If you’ve gotten a gel manicure regularly, Lipner recommends seeing a board-certified dermatologist who can check your skin for any precursors of skin cancer and treat it before it becomes a serious problem. (UV rays can age skin, showing up as sunspots and wrinkles, she said.)

Lipner said there isn’t enough data for experts to ponder how often people can get a gel manicure without putting themselves at risk. But Curtis recommended saving it for special occasions.

Russak said Russak doesn’t get gel nails often but she does use sunscreen and gloves when she does. She added that applying serums rich in antioxidants, such as vitamin C, beforehand may also help.

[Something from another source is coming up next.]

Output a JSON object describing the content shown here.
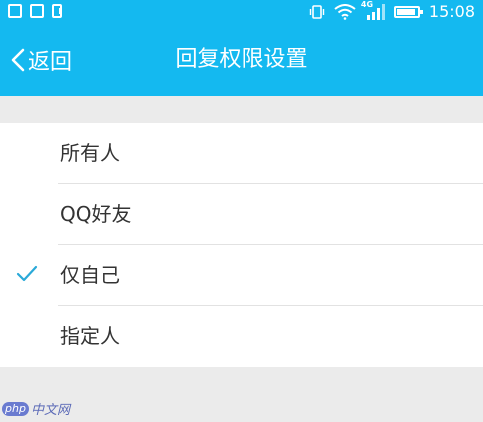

“As a dermatologist, I probably change gloves three or four times with just one patient. With regular nail polish, after three or four glove changes, the nail polish goes away,” Russak added. “Gel manicures definitely have a much longer lifespan, but does Really Worth the Risks of Photoaging and Developing Skin Cancer? Mostly not.”

Experts said people with a history of skin cancer or who are more sensitive to light due to bland skin, albinism, medication or immunosuppression should be extra careful when taking precautions. And whether or not you’re at higher risk, dermatologists spoke with CNN and urged caution.

“Unfortunately, full protection isn’t possible, so my best recommendation is to avoid these dryers completely,” Zeichner said.